Я знаю, что нынешнее общество растрачивается впустую и лицемерно опустошает бо2льшую часть жизней, которые затем разрушает; и это само по себе неоспоримо для врача как частной, так и государственной практики.
Вывод неубедителен и слишком прост. Сассолл практикует медицину. Возможно, его практика немного соответствует моему описанию. Поскольку мы едва приступили к созданию общества, способного оценить вклад Сассолла в социальную сферу, поскольку мы можем судить о нем в лучшем случае только по эмпирическим стандартам удобства, я могу в заключение привести логику его действий, логику, которая при всём своем стоицизме содержит в себе семя великого утвердительного ви2дения мира: «Всякое напоминание о смерти – а нам напоминают о смерти ежедневно – заставляет думать о собственной кончине и побуждает работать усерднее».
Послесловие
Когда я писал – особенно последние страницы, где говорил о невозможности подвести итог жизни и работы Сассолла, – я не знал, что пятнадцать лет спустя он застрелится.
Наша культура моментного гедонизма предполагает, что преднамеренное самоубийство – это негативный комментарий. «Что же пошло не так?» – спрашивают люди наивно. Однако самоубийство не обязательно представляет собой противовес обрывающейся жизни, оно может быть ее частью. Такой трагической точки зрения придерживались древние греки.
Джон – человек, которого я любил, – покончил с собой. И да, смерть Сассолла изменила историю его жизни.

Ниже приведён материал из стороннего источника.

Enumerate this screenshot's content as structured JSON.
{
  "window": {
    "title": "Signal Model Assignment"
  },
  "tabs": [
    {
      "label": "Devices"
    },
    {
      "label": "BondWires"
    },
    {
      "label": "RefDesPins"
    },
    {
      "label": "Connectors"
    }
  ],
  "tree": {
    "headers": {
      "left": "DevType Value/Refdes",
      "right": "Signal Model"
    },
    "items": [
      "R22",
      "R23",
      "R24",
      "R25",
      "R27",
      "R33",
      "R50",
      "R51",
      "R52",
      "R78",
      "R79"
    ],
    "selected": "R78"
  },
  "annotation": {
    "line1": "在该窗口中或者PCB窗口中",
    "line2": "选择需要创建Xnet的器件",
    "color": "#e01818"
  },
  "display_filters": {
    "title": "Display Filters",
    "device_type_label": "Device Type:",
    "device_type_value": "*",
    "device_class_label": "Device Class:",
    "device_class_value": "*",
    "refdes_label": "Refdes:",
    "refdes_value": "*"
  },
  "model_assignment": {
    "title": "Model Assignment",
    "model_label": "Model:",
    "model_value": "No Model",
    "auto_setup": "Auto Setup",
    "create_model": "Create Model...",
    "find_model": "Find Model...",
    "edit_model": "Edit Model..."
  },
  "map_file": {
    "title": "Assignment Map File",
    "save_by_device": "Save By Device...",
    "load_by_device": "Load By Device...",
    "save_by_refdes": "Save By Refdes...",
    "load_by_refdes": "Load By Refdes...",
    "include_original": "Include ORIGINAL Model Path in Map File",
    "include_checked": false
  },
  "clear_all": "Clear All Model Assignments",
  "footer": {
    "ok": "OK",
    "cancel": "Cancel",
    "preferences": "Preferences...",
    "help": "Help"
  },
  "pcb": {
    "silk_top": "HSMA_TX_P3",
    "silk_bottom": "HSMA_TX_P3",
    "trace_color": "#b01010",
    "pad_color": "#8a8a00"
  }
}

Сделала ее еще более загадочной. Но не темной. Я вижу в ней столько же света, сколько и раньше. И стоя перед ним, я не ищу того, что мог предвидеть и не предвидел – будто нечто существенное отсутствует в том, что было между нами; скорее, наоборот, начиная с его насильственной смерти и исходя из нее, я теперь оглядываюсь назад с возрастающей нежностью на сделанное им и на то, что он предлагал другим, до тех пор, пока ему хватало на это сил.